I got a friend who's gonna do all 4 door handles, side moldings, and my trunk for 200!!!! 

I shaved my trunk using body filler...only to be told that it'll crack someday...so...i'm gonna sand it out, and let my friend handle it. lol. He's gonna show me how to do it properly...then I can charge other people to do it.  

So if you wanna do it yourself...get all the info you can about it. Much better to do it the right way the FIRST time.

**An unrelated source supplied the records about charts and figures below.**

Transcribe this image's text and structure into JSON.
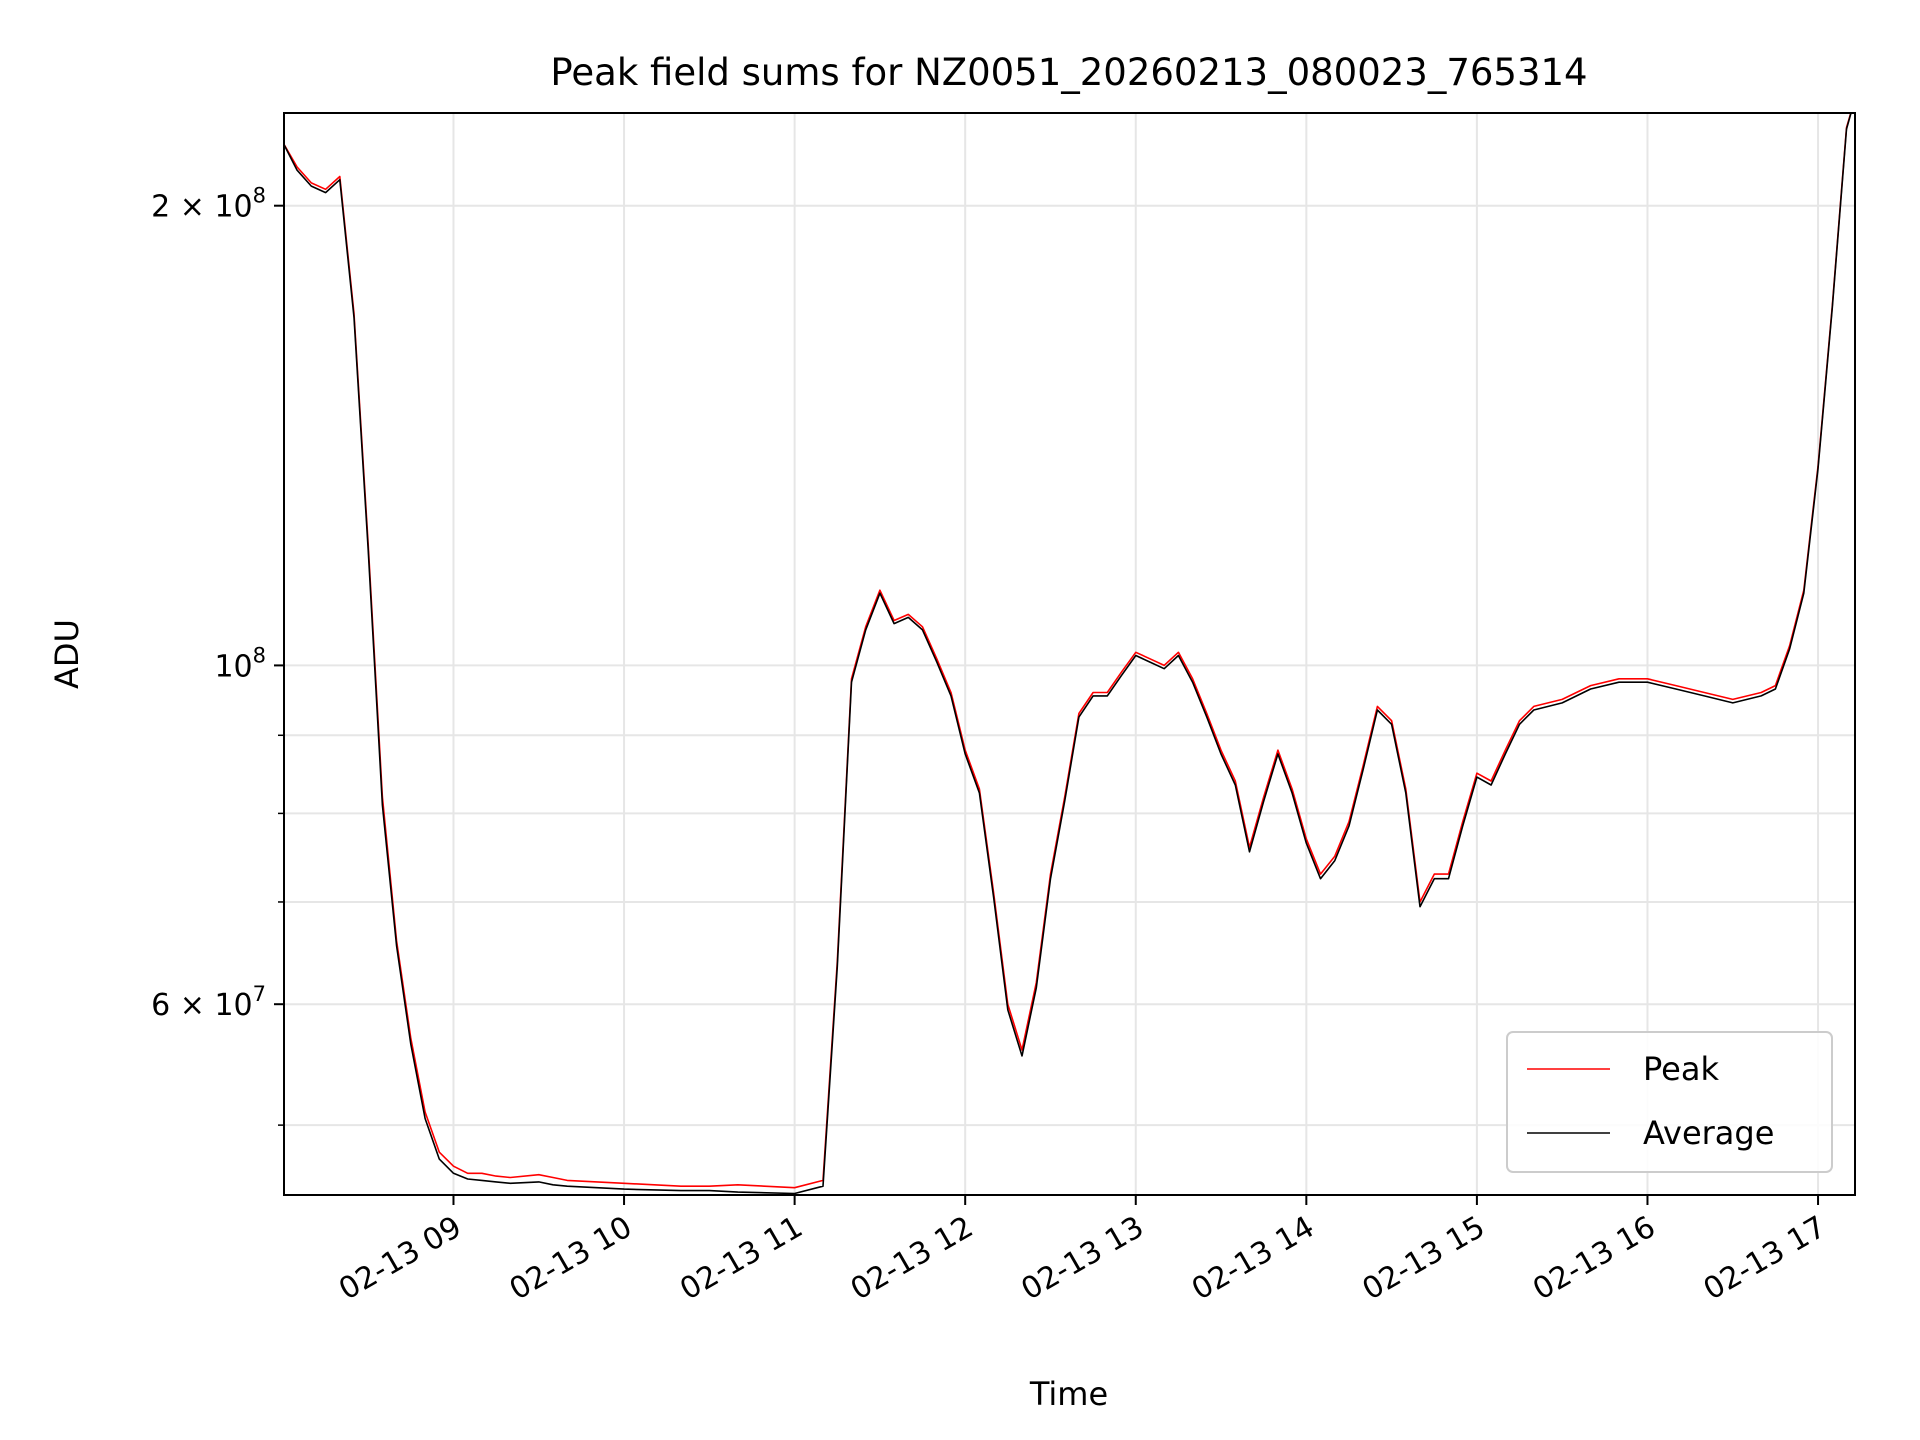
{
  "chart_data": {
    "type": "line",
    "title": "Peak field sums for NZ0051_20260213_080023_765314",
    "xlabel": "Time",
    "ylabel": "ADU",
    "yscale": "log",
    "xlim": [
      "2026-02-13 08:00:23",
      "2026-02-13 17:13:00"
    ],
    "ylim": [
      45000000,
      230000000
    ],
    "grid": true,
    "legend_position": "lower-right",
    "x_ticks": [
      {
        "t": "2026-02-13 09:00",
        "label": "02-13 09"
      },
      {
        "t": "2026-02-13 10:00",
        "label": "02-13 10"
      },
      {
        "t": "2026-02-13 11:00",
        "label": "02-13 11"
      },
      {
        "t": "2026-02-13 12:00",
        "label": "02-13 12"
      },
      {
        "t": "2026-02-13 13:00",
        "label": "02-13 13"
      },
      {
        "t": "2026-02-13 14:00",
        "label": "02-13 14"
      },
      {
        "t": "2026-02-13 15:00",
        "label": "02-13 15"
      },
      {
        "t": "2026-02-13 16:00",
        "label": "02-13 16"
      },
      {
        "t": "2026-02-13 17:00",
        "label": "02-13 17"
      }
    ],
    "y_ticks": [
      {
        "value": 60000000,
        "mantissa": "6",
        "base": "10",
        "exp": "7"
      },
      {
        "value": 100000000,
        "mantissa": "",
        "base": "10",
        "exp": "8"
      },
      {
        "value": 200000000,
        "mantissa": "2",
        "base": "10",
        "exp": "8"
      }
    ],
    "y_minor_ticks": [
      50000000,
      70000000,
      80000000,
      90000000
    ],
    "series": [
      {
        "name": "Peak",
        "color": "#ff0000",
        "x": [
          "2026-02-13 08:00",
          "2026-02-13 08:05",
          "2026-02-13 08:10",
          "2026-02-13 08:15",
          "2026-02-13 08:20",
          "2026-02-13 08:25",
          "2026-02-13 08:30",
          "2026-02-13 08:35",
          "2026-02-13 08:40",
          "2026-02-13 08:45",
          "2026-02-13 08:50",
          "2026-02-13 08:55",
          "2026-02-13 09:00",
          "2026-02-13 09:05",
          "2026-02-13 09:10",
          "2026-02-13 09:15",
          "2026-02-13 09:20",
          "2026-02-13 09:30",
          "2026-02-13 09:35",
          "2026-02-13 09:40",
          "2026-02-13 10:00",
          "2026-02-13 10:20",
          "2026-02-13 10:30",
          "2026-02-13 10:40",
          "2026-02-13 11:00",
          "2026-02-13 11:10",
          "2026-02-13 11:15",
          "2026-02-13 11:20",
          "2026-02-13 11:25",
          "2026-02-13 11:30",
          "2026-02-13 11:35",
          "2026-02-13 11:40",
          "2026-02-13 11:45",
          "2026-02-13 11:50",
          "2026-02-13 11:55",
          "2026-02-13 12:00",
          "2026-02-13 12:05",
          "2026-02-13 12:10",
          "2026-02-13 12:15",
          "2026-02-13 12:20",
          "2026-02-13 12:25",
          "2026-02-13 12:30",
          "2026-02-13 12:35",
          "2026-02-13 12:40",
          "2026-02-13 12:45",
          "2026-02-13 12:50",
          "2026-02-13 12:55",
          "2026-02-13 13:00",
          "2026-02-13 13:05",
          "2026-02-13 13:10",
          "2026-02-13 13:15",
          "2026-02-13 13:20",
          "2026-02-13 13:25",
          "2026-02-13 13:30",
          "2026-02-13 13:35",
          "2026-02-13 13:40",
          "2026-02-13 13:45",
          "2026-02-13 13:50",
          "2026-02-13 13:55",
          "2026-02-13 14:00",
          "2026-02-13 14:05",
          "2026-02-13 14:10",
          "2026-02-13 14:15",
          "2026-02-13 14:20",
          "2026-02-13 14:25",
          "2026-02-13 14:30",
          "2026-02-13 14:35",
          "2026-02-13 14:40",
          "2026-02-13 14:45",
          "2026-02-13 14:50",
          "2026-02-13 14:55",
          "2026-02-13 15:00",
          "2026-02-13 15:05",
          "2026-02-13 15:10",
          "2026-02-13 15:15",
          "2026-02-13 15:20",
          "2026-02-13 15:30",
          "2026-02-13 15:40",
          "2026-02-13 15:50",
          "2026-02-13 16:00",
          "2026-02-13 16:10",
          "2026-02-13 16:20",
          "2026-02-13 16:30",
          "2026-02-13 16:40",
          "2026-02-13 16:45",
          "2026-02-13 16:50",
          "2026-02-13 16:55",
          "2026-02-13 17:00",
          "2026-02-13 17:05",
          "2026-02-13 17:10",
          "2026-02-13 17:13"
        ],
        "values": [
          220000000,
          212000000,
          207000000,
          205000000,
          209000000,
          170000000,
          120000000,
          82000000,
          66000000,
          57000000,
          51000000,
          48000000,
          47000000,
          46500000,
          46500000,
          46300000,
          46200000,
          46400000,
          46200000,
          46000000,
          45800000,
          45600000,
          45600000,
          45700000,
          45500000,
          46000000,
          64000000,
          98000000,
          106000000,
          112000000,
          107000000,
          108000000,
          106000000,
          101000000,
          96000000,
          88000000,
          83000000,
          71000000,
          60000000,
          56000000,
          62000000,
          73000000,
          82000000,
          93000000,
          96000000,
          96000000,
          99000000,
          102000000,
          101000000,
          100000000,
          102000000,
          98000000,
          93000000,
          88000000,
          84000000,
          76000000,
          82000000,
          88000000,
          83000000,
          77000000,
          73000000,
          75000000,
          79000000,
          86000000,
          94000000,
          92000000,
          83000000,
          70000000,
          73000000,
          73000000,
          79000000,
          85000000,
          84000000,
          88000000,
          92000000,
          94000000,
          95000000,
          97000000,
          98000000,
          98000000,
          97000000,
          96000000,
          95000000,
          96000000,
          97000000,
          103000000,
          112000000,
          135000000,
          172000000,
          225000000,
          235000000
        ]
      },
      {
        "name": "Average",
        "color": "#000000",
        "x": [
          "2026-02-13 08:00",
          "2026-02-13 08:05",
          "2026-02-13 08:10",
          "2026-02-13 08:15",
          "2026-02-13 08:20",
          "2026-02-13 08:25",
          "2026-02-13 08:30",
          "2026-02-13 08:35",
          "2026-02-13 08:40",
          "2026-02-13 08:45",
          "2026-02-13 08:50",
          "2026-02-13 08:55",
          "2026-02-13 09:00",
          "2026-02-13 09:05",
          "2026-02-13 09:10",
          "2026-02-13 09:15",
          "2026-02-13 09:20",
          "2026-02-13 09:30",
          "2026-02-13 09:35",
          "2026-02-13 09:40",
          "2026-02-13 10:00",
          "2026-02-13 10:20",
          "2026-02-13 10:30",
          "2026-02-13 10:40",
          "2026-02-13 11:00",
          "2026-02-13 11:10",
          "2026-02-13 11:15",
          "2026-02-13 11:20",
          "2026-02-13 11:25",
          "2026-02-13 11:30",
          "2026-02-13 11:35",
          "2026-02-13 11:40",
          "2026-02-13 11:45",
          "2026-02-13 11:50",
          "2026-02-13 11:55",
          "2026-02-13 12:00",
          "2026-02-13 12:05",
          "2026-02-13 12:10",
          "2026-02-13 12:15",
          "2026-02-13 12:20",
          "2026-02-13 12:25",
          "2026-02-13 12:30",
          "2026-02-13 12:35",
          "2026-02-13 12:40",
          "2026-02-13 12:45",
          "2026-02-13 12:50",
          "2026-02-13 12:55",
          "2026-02-13 13:00",
          "2026-02-13 13:05",
          "2026-02-13 13:10",
          "2026-02-13 13:15",
          "2026-02-13 13:20",
          "2026-02-13 13:25",
          "2026-02-13 13:30",
          "2026-02-13 13:35",
          "2026-02-13 13:40",
          "2026-02-13 13:45",
          "2026-02-13 13:50",
          "2026-02-13 13:55",
          "2026-02-13 14:00",
          "2026-02-13 14:05",
          "2026-02-13 14:10",
          "2026-02-13 14:15",
          "2026-02-13 14:20",
          "2026-02-13 14:25",
          "2026-02-13 14:30",
          "2026-02-13 14:35",
          "2026-02-13 14:40",
          "2026-02-13 14:45",
          "2026-02-13 14:50",
          "2026-02-13 14:55",
          "2026-02-13 15:00",
          "2026-02-13 15:05",
          "2026-02-13 15:10",
          "2026-02-13 15:15",
          "2026-02-13 15:20",
          "2026-02-13 15:30",
          "2026-02-13 15:40",
          "2026-02-13 15:50",
          "2026-02-13 16:00",
          "2026-02-13 16:10",
          "2026-02-13 16:20",
          "2026-02-13 16:30",
          "2026-02-13 16:40",
          "2026-02-13 16:45",
          "2026-02-13 16:50",
          "2026-02-13 16:55",
          "2026-02-13 17:00",
          "2026-02-13 17:05",
          "2026-02-13 17:10",
          "2026-02-13 17:13"
        ],
        "values": [
          220000000,
          211000000,
          206000000,
          204000000,
          208000000,
          169000000,
          119000000,
          81000000,
          65500000,
          56500000,
          50500000,
          47500000,
          46500000,
          46100000,
          46000000,
          45900000,
          45800000,
          45900000,
          45700000,
          45600000,
          45400000,
          45300000,
          45300000,
          45200000,
          45100000,
          45600000,
          63500000,
          97500000,
          105500000,
          111500000,
          106500000,
          107500000,
          105500000,
          100500000,
          95500000,
          87500000,
          82500000,
          70500000,
          59500000,
          55500000,
          61500000,
          72500000,
          81500000,
          92500000,
          95500000,
          95500000,
          98500000,
          101500000,
          100500000,
          99500000,
          101500000,
          97500000,
          92500000,
          87500000,
          83500000,
          75500000,
          81500000,
          87500000,
          82500000,
          76500000,
          72500000,
          74500000,
          78500000,
          85500000,
          93500000,
          91500000,
          82500000,
          69500000,
          72500000,
          72500000,
          78500000,
          84500000,
          83500000,
          87500000,
          91500000,
          93500000,
          94500000,
          96500000,
          97500000,
          97500000,
          96500000,
          95500000,
          94500000,
          95500000,
          96500000,
          102500000,
          111500000,
          134500000,
          171500000,
          224500000,
          235000000
        ]
      }
    ]
  }
}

92 sentra...did you weld metal on the side moldings? Cuz I heard the doors can warp really easily. I think i'm just gonna use body filler...my friend prescribed "metal to metal" filler. I don't know what that is tho. And I can't find it either. SO how did you do the side moldings?


----------



## Ninety-Nine SE-L (May 5, 2002)

GlowstickBoy said:


> *I got a friend who's gonna do all 4 door handles, side moldings, and my trunk for 200!!!! *


oh man, I'm thinking of shaving the same stuff too. $200?!?!?! you gotta introduce me, I'd drive 2000mi to CA for that. The best deal I'll probably get is like $100 PER HANDLE (x4 doors) plus probably $500 for both moldings and maybe $500 for the trunk. plus I need to paint once I get a body kit. (I'm thinking of going blue)


----------



## MP2050 (May 1, 2002)

Yeah once I get the car in the shop IM trying to decide whether I should get all four handles shaved or just the back two.....???

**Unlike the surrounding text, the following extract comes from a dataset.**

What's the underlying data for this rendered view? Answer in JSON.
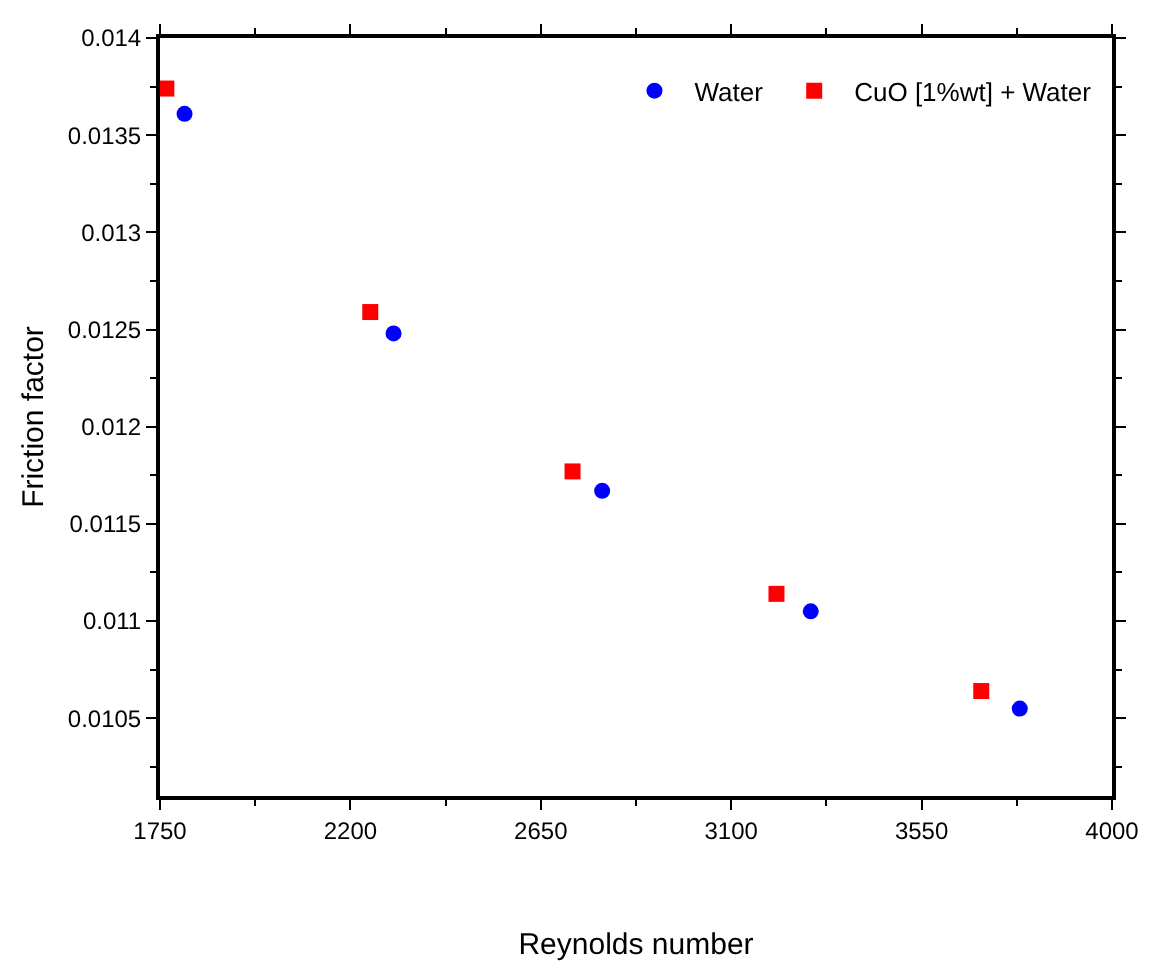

I figure I should prob. just shave all four but Im also considering the trunk so $$$$$ is an issue


----------



## Psch91 (May 18, 2002)

I heard that tracks wont let you race without your door handles, for security reasons.

And MP2050, why do you cap your "u" isntead of making the effort to make the U caps, why not just write "you"?


----------



## MP2050 (May 1, 2002)

Psch91 said:


> And MP2050, why do you cap your "u" isntead of making the effort to make the U caps, why not just write "you"? [/B]


Yo Please tell me U  are trying to make sum kinda joke here.......


----------



## Psch91 (May 18, 2002)

No, its no joke, I just find it annoying how you can type U instead of just writing you, like everyone else. Everything else you write is perfect. (Besides "B4"= before)


----------



## LIUSPEED (May 29, 2002)

well for southern cali people...call the body shop i go to.. they are called Ameoba Auto Body.. they do hella good work.


----------